Beringen, Bree, Opitter, Bocholt, Diepenbeek, Lommel Kerkhoven, Sint-Truiden, Heusden, Hasselt, Genk, Winterslag, Waterschei, Zwartberg, Bilzen, Zonhoven, Diest...
Ziyaretler çok sıcak ve samimi bir ortamda geçti. Pek çok yerde Platform B ekibi tarafından yazılan barış ve beraberlik mesajı gönüllülerimiz tarafından ayin esnasında veya sonunda cemaate okundu.
Genel olarak tüm ziyaretler olumluydu.
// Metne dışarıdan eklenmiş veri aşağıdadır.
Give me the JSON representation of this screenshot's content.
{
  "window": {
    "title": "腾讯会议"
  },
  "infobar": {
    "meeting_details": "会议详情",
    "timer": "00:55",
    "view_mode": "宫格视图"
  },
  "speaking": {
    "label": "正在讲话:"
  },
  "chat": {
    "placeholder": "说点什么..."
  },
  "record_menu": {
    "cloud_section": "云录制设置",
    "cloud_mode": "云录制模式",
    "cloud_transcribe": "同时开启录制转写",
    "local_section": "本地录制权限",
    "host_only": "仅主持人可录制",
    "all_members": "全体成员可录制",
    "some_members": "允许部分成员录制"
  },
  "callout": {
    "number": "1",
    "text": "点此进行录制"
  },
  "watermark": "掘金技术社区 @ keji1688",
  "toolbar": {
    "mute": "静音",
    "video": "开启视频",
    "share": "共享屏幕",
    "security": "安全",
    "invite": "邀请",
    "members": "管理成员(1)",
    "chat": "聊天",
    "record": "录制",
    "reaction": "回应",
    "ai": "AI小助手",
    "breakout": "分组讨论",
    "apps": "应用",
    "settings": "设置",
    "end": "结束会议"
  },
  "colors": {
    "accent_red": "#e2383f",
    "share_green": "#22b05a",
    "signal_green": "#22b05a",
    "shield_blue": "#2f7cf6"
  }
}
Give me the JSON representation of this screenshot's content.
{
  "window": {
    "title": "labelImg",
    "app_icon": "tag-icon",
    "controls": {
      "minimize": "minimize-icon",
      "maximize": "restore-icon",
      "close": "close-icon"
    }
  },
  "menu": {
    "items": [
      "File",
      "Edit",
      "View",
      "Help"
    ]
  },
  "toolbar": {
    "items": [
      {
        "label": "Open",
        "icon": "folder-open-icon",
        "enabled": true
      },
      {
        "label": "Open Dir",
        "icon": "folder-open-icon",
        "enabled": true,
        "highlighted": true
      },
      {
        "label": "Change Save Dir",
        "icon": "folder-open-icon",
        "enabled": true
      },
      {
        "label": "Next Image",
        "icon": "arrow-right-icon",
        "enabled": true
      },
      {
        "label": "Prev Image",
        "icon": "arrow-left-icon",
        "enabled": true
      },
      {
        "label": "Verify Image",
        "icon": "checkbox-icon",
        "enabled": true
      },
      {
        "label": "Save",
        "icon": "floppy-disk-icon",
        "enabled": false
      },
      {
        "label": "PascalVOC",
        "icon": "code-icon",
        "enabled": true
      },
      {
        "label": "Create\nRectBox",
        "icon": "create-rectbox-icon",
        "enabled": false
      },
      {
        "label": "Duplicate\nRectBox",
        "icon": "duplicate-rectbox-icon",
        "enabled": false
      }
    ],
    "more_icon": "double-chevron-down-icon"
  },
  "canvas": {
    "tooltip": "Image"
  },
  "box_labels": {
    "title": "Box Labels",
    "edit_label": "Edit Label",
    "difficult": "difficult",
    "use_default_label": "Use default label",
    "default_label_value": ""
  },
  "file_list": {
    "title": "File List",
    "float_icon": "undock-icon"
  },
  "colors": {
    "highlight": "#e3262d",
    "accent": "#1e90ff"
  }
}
Kutlama sırasında ve sonrasında verilen mesajlarda bunu hissettik ve duyduk. Kilise cemaati de program sonrasında arkadaşlarımızla yaptıkları kısa sohbetlerde memnuniyetlerini dile getirdiler. Metinler okunduktan sonra arkadaşlarımıza yönelik alkışlar da bunun göstergesiydi.
Bu yıl, barış sözleri ve ikramların yanı sıra, Noel’de Hz. İsa’nın doğusunu simgeleyen yıldızın ışığını paylaşmanın sembolü olarak mumlar dağıttık cemaate ve kilise yetkililerine. Üzerlerinde, Hucurat suresinin 13. ayeti ile süslenen mumlar büyük ilgi gördü: ‘Ey insanlar! Şüphesiz sizi bir erkek ile bir dişiden yarattık, tanışasınız diye sizi kavim ve kabilelere ayırdık’.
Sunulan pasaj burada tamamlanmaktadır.